Happy Mothers Day – this is what my kids think of me…

Happy (now belated) Mothers Day – this is what my kids think of me.

Image

I’m always late. I’m even posting this blog later than planned – the day after Mothers Day – when no. one. cares. about their Mothers or Mothers Day blogs anymore.

I’m always fussing about their earwax and toenails. Ewww… Well, it’s what we moms do. Dirty ears and jagged toenails are a pet peeve of mine.

I’m always smelling the butt of their jeans. Are they wearable for another day? Oh, is this TMI? Sorry, you don’t have to read any further.

I’m always asking them to keep their rooms clean, when mine looks like the laundry piles went to war with my shoes and paperwork. :-/

I’m always eating their random leftovers… the tiny pieces of whatever we ate for dinner… I can’t stand to throw away even a bite of food.

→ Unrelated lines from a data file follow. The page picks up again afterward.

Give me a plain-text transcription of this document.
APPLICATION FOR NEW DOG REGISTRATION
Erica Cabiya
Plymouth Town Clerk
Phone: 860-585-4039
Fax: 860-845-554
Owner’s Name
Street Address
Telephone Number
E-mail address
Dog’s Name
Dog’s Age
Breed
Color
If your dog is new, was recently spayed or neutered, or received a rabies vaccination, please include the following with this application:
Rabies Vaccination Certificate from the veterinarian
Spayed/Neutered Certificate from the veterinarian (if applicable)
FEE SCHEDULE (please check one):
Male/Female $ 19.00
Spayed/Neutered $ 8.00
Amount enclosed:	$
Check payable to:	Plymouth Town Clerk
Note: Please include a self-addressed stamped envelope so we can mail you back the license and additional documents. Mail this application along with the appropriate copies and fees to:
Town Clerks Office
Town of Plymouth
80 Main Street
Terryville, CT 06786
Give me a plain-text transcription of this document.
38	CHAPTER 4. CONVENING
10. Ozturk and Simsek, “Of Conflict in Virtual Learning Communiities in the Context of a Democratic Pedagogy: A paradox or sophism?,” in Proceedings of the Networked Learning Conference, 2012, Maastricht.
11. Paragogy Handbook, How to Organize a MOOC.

I always cringe when I hear the sound of them opening the “craft cabinet”. Oh. You want to make mommy another glittery gooey scribbling? …and you want to paint me 10,000 pictures of robots? …and you want to pull out all the beads to create another necklace to give to all your preschool friends? That is so precious. I’m not proud of this – but I’m anticipating the mess which will inevitably be strewn all over the kitchen table at precisely dinner time. I know, I know, I should relax.

I’m always grumpy when my girls ask to paint their nails… The mess. The smell. The impatience of my 4 year old whining, waiting for her nails to dry. I know, I know, I need to relax and let ’em do whatever they want.

***

Sigh… I know, I’m not that bad of a mom.

When I rammed my knee into the bedroom doorframe, a few unmentionable words slipped out thru gritted teeth. I could feel the anger rising up within me. Selah witnessed the whole debacle. “Mommy, are you okay?… I feel bad about you.” At the sound of her sweet words, I began to calm down and then felt Soleil slip her arms around my waist. Tears welled up in my eyes. “Sorry I’m a bad example sometimes.” Soleil replied, “It’s okay mommy – we just ignore the things you don’t do well.”

Best. Answer. Ever. I love my honest children. They are a truly gift from God. 

What do children honestly think of their mothers, anyway?
 I interviewed my kids, along with the projects they made for me school. The combined answers they came up with touched my heart and made me laugh. I realized I’m a pretty predictable person and my kids know me so well.

Image

I will now share with you what my kids truly think of me. I know – you can’t wait to read the rest of this story! These are their combined answers 🙂 …

Selah thinks I’m 15 years old. Thank you very much. Salem asked, “Mommy, how old are you in real life”? Soleil without skipping a beat answers, “She’s 35!” Well guys, I hate to break it to ya, I’m actually 37. . . “You are?!” [Gasp]

Mommy likes to take pictures on her phone… Mommy likes to Worship. Yes. and Yes!

The best thing mom cooks is… Everything. and Brownies. Yep, I’m a good cook. But I suck at making chocolate chip cookies, so the brownies suffice.

Her favorite food is…  probably brownies. Biscuits. Indian food. Yep, these are all true. I love food.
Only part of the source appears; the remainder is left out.